Posted on 07/05/2007 9:34:52 PM PDT by Tired of Taxes

Oncologists do not usually need bodyguards when they present scientific data at a medical symposium.

But when Howard I. Scher of the Memorial Sloan-Kettering Cancer Center and Maha Hussain of the University of Michigan spoke at the recent meeting of the American Society of Clinical Oncology, they were in fear for their safety.

The two doctors have been at the center of an unusually bitter debate over an experimental therapy for prostate cancer, ever since they helped persuade the Food and Drug Administration to delay approving it, enraging both patients and investors. The first-of-its-kind therapy, called Provenge, is a "vaccine" designed to extend the lives of patients with advanced prostate cancer by stimulating their immune systems.

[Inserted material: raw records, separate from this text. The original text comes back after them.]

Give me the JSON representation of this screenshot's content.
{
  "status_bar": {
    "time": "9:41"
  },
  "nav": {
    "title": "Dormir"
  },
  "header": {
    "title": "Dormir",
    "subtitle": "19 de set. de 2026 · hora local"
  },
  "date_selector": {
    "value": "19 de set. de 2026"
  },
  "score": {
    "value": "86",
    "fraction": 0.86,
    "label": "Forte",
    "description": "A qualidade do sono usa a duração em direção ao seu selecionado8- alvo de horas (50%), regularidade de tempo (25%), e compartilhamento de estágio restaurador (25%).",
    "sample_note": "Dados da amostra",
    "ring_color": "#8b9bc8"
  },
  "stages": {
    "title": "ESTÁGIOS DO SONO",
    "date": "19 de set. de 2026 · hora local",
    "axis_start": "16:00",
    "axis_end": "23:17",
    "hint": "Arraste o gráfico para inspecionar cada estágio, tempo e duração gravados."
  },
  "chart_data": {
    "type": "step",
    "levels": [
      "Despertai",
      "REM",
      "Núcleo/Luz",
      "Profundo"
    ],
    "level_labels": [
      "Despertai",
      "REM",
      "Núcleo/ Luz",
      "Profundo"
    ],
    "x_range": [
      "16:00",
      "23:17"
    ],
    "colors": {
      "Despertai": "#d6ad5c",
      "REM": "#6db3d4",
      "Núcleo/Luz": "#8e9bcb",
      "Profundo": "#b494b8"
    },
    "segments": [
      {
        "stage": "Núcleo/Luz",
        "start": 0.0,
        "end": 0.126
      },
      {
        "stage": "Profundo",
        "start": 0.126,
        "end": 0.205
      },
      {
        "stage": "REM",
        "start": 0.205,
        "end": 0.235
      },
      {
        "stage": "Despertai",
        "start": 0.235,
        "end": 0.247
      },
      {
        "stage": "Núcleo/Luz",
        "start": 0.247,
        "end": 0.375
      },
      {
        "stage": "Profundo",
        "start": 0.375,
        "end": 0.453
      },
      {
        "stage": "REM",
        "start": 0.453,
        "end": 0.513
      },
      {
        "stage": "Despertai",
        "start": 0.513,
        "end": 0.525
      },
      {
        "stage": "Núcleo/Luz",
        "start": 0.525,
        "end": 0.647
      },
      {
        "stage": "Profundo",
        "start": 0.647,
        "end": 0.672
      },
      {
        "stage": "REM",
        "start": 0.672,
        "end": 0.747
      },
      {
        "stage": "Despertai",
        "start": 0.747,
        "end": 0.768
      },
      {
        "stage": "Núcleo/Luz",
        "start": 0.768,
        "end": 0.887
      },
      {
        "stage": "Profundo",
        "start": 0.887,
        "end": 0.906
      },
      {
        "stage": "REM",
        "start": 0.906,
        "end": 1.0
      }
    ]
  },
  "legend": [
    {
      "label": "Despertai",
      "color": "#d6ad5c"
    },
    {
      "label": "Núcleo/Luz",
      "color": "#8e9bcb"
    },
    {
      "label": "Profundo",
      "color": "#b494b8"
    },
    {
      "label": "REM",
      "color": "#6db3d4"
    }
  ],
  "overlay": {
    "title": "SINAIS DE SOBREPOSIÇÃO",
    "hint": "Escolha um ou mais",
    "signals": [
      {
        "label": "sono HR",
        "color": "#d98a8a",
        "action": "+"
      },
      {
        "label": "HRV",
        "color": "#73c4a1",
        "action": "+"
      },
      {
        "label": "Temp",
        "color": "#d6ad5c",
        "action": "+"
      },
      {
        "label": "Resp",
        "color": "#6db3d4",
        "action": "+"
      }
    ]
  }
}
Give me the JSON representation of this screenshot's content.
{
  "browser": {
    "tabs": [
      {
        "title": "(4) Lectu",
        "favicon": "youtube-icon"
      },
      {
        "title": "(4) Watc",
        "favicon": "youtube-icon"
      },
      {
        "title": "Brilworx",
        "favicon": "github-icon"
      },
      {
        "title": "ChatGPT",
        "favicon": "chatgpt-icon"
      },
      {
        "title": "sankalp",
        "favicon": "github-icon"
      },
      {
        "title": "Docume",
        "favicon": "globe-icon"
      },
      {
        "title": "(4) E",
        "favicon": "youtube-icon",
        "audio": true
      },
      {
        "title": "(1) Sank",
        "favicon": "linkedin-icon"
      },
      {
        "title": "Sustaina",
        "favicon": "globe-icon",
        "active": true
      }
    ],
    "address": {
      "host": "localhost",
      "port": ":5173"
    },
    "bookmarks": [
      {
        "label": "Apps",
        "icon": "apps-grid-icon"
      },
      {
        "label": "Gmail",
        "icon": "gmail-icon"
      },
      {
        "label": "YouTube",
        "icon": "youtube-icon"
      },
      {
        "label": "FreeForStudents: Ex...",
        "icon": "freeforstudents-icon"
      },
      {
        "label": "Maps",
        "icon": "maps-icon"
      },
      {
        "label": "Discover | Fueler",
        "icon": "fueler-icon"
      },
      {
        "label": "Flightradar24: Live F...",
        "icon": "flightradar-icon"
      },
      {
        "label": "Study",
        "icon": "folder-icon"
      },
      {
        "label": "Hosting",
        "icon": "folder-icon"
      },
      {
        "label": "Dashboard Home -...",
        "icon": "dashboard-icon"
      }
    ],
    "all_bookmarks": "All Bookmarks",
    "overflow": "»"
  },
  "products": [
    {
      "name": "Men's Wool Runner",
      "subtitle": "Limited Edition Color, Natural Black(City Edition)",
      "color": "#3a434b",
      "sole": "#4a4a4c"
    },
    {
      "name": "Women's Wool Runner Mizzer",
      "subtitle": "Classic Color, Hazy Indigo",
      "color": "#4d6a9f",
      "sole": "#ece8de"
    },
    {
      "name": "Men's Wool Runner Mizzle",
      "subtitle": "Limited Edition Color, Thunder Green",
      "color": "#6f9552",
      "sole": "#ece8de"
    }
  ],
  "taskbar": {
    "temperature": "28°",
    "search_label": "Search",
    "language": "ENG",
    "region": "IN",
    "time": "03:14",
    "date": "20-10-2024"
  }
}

The debate over Provenge illustrates the highly charged atmosphere that often surrounds new treatments as the desperation of deathly ill patients increasingly converges with the high-stakes intensity of biotech investing in the anything-goes forum of the Internet. The result in this case has been anonymous threats, accusations of conflicts of interest, Capitol Hill protests, congressional lobbying and vitriolic postings on blogs, Web sites and MySpace pages.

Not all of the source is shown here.